Per alcune settimane, nei mesi scorsi, sulle reti Rai e Mediaset sono stati proiettati gli spot dell’olio di palma sostenibile, ma con quale budget non è trapelata alcuna notizia, qualcuno però ipotizza cifre milionarie.
La campagna è stata promossa da una nuova associazione l’“Unione Italiana per l’Olio di palma sostenibile” a cui aderiscono le principali aziende italiane produttrici di prodotti da forno, gelati, snack, merendine, insomma una “santa alleanza” che riunisce i principali gruppi industriali che utilizzano l’olio di palma. Un’intesa di soggetti così ampia che potrebbe preoccupare, raramente infatti si è vista un’alleanza di così tanti marchi per una battaglia comune.
Una lotta mediatica per contrastare la petizione lanciata dal sito www.change.org, che dallo scorso dicembre è stata firmata da oltre 169.000 persone per chiedere al Ministero della Salute e agli enti pubblici l’esclusione degli alimenti, che contengono l’olio di palma, dalle pubbliche forniture di alimenti (mense scolastiche, ospedaliere e aziendali), nonché dai distributori automatici collocati in scuole e pubblici edifici; inoltre nella petizione si chiede ai supermercati di escludere l’olio di palma dalle forniture dei prodotti con il loro marchio oltre che alle industrie agroalimentari di impegnarsi a formulare nuove “ricette” che escludono l’olio di palma al fine di tutelare il cibo “Made in Italy”.

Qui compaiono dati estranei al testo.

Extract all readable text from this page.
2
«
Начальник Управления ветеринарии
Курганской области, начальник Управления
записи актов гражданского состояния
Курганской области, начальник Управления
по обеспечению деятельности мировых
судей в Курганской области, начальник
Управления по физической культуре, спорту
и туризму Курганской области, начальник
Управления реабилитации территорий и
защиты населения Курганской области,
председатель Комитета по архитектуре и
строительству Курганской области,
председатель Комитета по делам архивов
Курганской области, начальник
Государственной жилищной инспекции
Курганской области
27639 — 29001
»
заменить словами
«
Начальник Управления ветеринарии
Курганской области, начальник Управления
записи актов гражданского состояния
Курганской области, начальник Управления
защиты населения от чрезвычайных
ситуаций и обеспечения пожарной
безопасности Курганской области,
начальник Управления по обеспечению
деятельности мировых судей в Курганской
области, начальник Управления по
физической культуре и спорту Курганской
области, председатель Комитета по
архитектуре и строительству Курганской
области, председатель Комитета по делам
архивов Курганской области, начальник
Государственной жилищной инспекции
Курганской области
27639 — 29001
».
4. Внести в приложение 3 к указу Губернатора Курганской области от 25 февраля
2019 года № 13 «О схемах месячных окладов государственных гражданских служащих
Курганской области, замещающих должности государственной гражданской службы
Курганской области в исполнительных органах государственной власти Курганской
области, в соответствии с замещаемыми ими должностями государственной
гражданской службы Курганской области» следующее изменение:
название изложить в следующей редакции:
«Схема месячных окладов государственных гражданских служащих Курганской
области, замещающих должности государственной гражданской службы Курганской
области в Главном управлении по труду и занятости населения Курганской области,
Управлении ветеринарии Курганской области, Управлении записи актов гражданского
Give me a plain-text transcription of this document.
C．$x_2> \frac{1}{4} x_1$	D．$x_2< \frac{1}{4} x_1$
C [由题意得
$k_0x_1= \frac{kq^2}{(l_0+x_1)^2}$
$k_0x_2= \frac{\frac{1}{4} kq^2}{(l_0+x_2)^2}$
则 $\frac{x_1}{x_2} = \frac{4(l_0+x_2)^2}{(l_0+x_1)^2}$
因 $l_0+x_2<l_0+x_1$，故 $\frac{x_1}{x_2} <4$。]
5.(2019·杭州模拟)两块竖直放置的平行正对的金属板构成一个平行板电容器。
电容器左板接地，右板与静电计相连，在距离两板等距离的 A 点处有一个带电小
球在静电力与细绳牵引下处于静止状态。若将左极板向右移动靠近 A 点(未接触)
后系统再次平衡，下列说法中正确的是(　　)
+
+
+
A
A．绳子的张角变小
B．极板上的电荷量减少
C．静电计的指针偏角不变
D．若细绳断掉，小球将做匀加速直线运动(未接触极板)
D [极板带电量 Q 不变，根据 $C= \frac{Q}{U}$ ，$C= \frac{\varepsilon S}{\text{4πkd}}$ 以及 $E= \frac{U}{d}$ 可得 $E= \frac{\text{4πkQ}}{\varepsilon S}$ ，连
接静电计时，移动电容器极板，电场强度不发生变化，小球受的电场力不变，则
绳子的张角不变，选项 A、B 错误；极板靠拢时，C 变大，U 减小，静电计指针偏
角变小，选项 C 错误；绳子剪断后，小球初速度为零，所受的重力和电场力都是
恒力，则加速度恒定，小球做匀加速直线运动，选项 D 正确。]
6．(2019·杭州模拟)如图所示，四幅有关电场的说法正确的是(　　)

Ma perché tutto questo interesse culturale ed economico, dietro questo ingrediente, fino a qualche anno fa sconosciuto?
L’olio di palma è una sostanza fino ad oggi camuffata dietro la scritta “olii e grassi vegetali”. Per rendersi conto di quanto questo ingrediente sia diffuso basterebbe dire che è il grasso principale di quasi tutte le merendine, i biscotti, gli snack dolci e salati, le creme in vendita nei supermercati. E’ un ingrediente molto utilizzato perché molto simile al burro, è solido a temperatura ambiente, quindi facilmente lavorabile, con contenuto di grassi saturi dal 50 all’80 per cento, ed è reperibile sul mercato ad un costo molto basso.
E’ proprio il suo contenuto in grassi saturi molto elevato che rende questo ingrediente dannoso per la salute; in un documento dell’Istituto Superiore della Sanità, del 26 febbraio 2016, si addita all’uso diffuso dell’olio di palma l’eccesso di assunzione di acidi grassi saturi nei bambini (+49%). I grassi saturi, oltre a predisporre all’obesità, sono colpevoli di formare ateromi nei canali della grande circolazione arteriosa, cioè formano placche di deposito di grassi, fibre e proteine che possono predisporre ad arteriosclerosi oppure indurre processi infiammatori che possono danneggiare le arterie portando ad emorragie, ictus, ischemie, infarti.
Basterebbe sostituire l’olio di palma con altri olii più ricchi di mono e polinsaturi (girasole, mais, oliva) per normalizzare l’assunzione di grassi saturi nella dieta dei bambini nonché degli adulti; basti pensare che in una colazione con 5 biscotti di pezzatura media dei principali produttori si ingeriscono dagli 8 ai 12 g di olio di palma e circa 2 g di burro.
Sul sito dell’Unione olio di palma sostenibile (www.oliodipalmasostenibile.it) sono state pubblicate interviste con esperti del settore che difendono l’uso dell’olio di palma nei prodotti alimentari, ma dopo il documento del Ministero della Sanità del 26 febbraio, a cui il mondo mediatico non ha dato nessuno spazio, a livello europeo si esprime l’European Food Safety Authority (EFSA). Il 3 maggio 2016 l’EFSA, la più autorevole istituzione europea in materia di sicurezza alimentare, analizza la presenza di alcuni glicidil esteri che si formano nella lavorazione di alcuni alimenti, in modo particolare dei grassi vegetali che durante la raffinazione vengono sottoposti ad alte temperature, evidenziando come la maggiore quantità di queste sostanze ritenute genotossiche e cancerogene si formano nell’olio di palma, seguito da altri oli vegetali. Notizia positiva è che dal 2010 al 2015 la quantità di queste sostanze tossiche nell’olio di palma raffinato si sono dimezzate grazie a misure adottate volontariamente dai produttori, ma la stessa autorità non ne ha ancora stabilito i limiti di sicurezza per la salute umana.
Insomma tra colpi di petizioni e campagne televisive le principali industrie dei prodotti da forno si sono impegnate a togliere l’olio di palma dai propri prodotti: tutela della salute pubblica o paura di perdere una grossa fetta di mercato? Ad oggi si contano sul mercato 220 biscotti “oil palm free”.